Fathers who don’t know how to raise men. Men who grow up resenting their father or their brother or both, who then don’t know how to be fathers themselves. Sure, God used these men to pass down the covenant, but sin is out of the bag – it’s loose in the world, and the impacts are embedded in the DNA of family. When we fail as people, as children, as parents, it’s part of the social DNA since the very beginning. [Okay, not the very beginning – everything was good then.] But is it any wonder that we struggle, claw, and scratch our way through our family tree and interpersonal dynamics? We make the same mistakes, or find ways to make new ones. We’re broken.

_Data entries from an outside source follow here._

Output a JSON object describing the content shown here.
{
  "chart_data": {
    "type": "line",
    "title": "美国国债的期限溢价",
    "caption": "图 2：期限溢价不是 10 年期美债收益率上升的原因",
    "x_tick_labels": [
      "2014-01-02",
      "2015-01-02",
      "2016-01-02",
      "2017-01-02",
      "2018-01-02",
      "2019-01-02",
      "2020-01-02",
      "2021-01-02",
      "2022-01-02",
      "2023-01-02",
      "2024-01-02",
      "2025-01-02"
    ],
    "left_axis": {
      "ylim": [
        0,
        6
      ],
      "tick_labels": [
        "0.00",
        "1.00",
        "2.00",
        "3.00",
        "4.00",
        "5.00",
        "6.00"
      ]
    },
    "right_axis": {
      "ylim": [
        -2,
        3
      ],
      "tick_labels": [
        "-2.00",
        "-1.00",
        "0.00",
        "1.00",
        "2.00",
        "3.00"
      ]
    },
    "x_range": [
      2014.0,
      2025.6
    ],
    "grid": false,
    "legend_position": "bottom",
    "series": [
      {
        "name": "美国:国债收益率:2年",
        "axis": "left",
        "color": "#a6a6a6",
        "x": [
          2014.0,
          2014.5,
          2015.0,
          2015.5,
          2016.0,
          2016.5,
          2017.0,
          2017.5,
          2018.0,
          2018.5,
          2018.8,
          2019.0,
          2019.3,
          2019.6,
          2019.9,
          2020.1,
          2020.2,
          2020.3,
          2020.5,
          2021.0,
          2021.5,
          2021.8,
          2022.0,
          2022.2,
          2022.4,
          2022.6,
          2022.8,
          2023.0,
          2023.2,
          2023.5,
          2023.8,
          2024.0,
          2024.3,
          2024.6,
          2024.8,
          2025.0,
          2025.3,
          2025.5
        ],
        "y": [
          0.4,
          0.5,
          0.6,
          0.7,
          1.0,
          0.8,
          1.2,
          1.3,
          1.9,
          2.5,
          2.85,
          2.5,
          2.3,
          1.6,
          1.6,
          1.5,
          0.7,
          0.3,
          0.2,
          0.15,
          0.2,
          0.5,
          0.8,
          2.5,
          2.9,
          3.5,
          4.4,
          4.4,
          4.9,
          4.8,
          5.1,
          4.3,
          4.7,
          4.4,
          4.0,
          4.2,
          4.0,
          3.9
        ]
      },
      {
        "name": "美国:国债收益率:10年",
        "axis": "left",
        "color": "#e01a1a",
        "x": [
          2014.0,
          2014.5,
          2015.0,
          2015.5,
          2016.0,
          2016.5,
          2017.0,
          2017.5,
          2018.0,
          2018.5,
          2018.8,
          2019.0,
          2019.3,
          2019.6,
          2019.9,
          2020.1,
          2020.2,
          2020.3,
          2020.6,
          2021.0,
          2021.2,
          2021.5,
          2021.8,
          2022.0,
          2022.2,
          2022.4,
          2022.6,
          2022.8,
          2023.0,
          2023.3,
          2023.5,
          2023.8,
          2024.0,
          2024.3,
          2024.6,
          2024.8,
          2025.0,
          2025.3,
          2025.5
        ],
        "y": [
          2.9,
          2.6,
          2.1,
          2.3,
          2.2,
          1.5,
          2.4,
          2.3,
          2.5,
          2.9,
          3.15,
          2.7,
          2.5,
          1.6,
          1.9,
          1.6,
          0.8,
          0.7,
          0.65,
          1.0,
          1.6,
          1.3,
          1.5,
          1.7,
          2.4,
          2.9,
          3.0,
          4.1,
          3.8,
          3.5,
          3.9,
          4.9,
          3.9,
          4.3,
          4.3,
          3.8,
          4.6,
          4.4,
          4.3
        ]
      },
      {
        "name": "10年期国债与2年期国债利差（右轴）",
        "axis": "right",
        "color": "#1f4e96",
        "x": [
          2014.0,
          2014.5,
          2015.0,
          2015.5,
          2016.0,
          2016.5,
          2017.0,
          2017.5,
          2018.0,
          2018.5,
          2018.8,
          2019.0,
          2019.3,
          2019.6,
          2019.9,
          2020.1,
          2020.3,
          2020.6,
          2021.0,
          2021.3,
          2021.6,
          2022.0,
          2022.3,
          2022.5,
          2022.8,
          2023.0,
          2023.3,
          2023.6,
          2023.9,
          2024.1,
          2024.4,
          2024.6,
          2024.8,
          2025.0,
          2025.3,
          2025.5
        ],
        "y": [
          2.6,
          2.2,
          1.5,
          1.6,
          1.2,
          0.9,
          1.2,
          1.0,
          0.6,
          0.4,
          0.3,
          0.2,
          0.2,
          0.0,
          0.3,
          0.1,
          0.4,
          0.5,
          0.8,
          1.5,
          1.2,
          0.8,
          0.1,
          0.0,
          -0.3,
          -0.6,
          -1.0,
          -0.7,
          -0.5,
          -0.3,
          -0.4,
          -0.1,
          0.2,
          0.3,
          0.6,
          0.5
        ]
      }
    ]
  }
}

[Speaking of broken, take a sidebar moment and read Genesis 38, the story of Judah and Tamar. Judah takes Tamar as a wife for one of his sons, who dies. By all expectations, Judah’s next son would then take Tamar as a wife to give her sons, but he doesn’t because he doesn’t want the aggravation (and he won’t get the ‘credit.’) So Tamar tricks Judah, her father-in-law, into sleeping with her and gets the son/offspring she needs. It’s another strange sexual interlude – the nakedness of Noah, the drunken use of Lot – in an ongoing plot about Joseph, just hanging out there. Another one we don’t push in Sunday School, but one has to think there’s something we’re to learn about fulfilling our moral obligations, and the price we pay when we fail to put community first. Oh yeah, and you don’t want to mess with a widow!]
But still, somehow God shines through. Somehow, God works in our hearts to “make things new.” Take Joseph as my closing argument. He had plenty of reason to be angry, to hate, to resent, to want revenge. In Genesis 50:19-20, Joseph states, “Do not fear, for am I in the place of God? As for you, you meant evil against me, but God meant it for good, to bring it about that many people should be kept alive, as they are today.” God was faithful from Abraham to Joseph, even though bad stuff happened in the DNA of fathers and sons. But each son had to make a choice, and Joseph choose to do life differently: he recognized that he was not God, and he choose forgiveness over hate, love over revenge. Can we do that in a world where families are broken, where daytime soaps are lived out in our cul-de-sacs, where people think relationships are for using, not growing?
It’s about to get rough for the Israelites in Exodus, but thanks to Joseph, Genesis has a happy ending.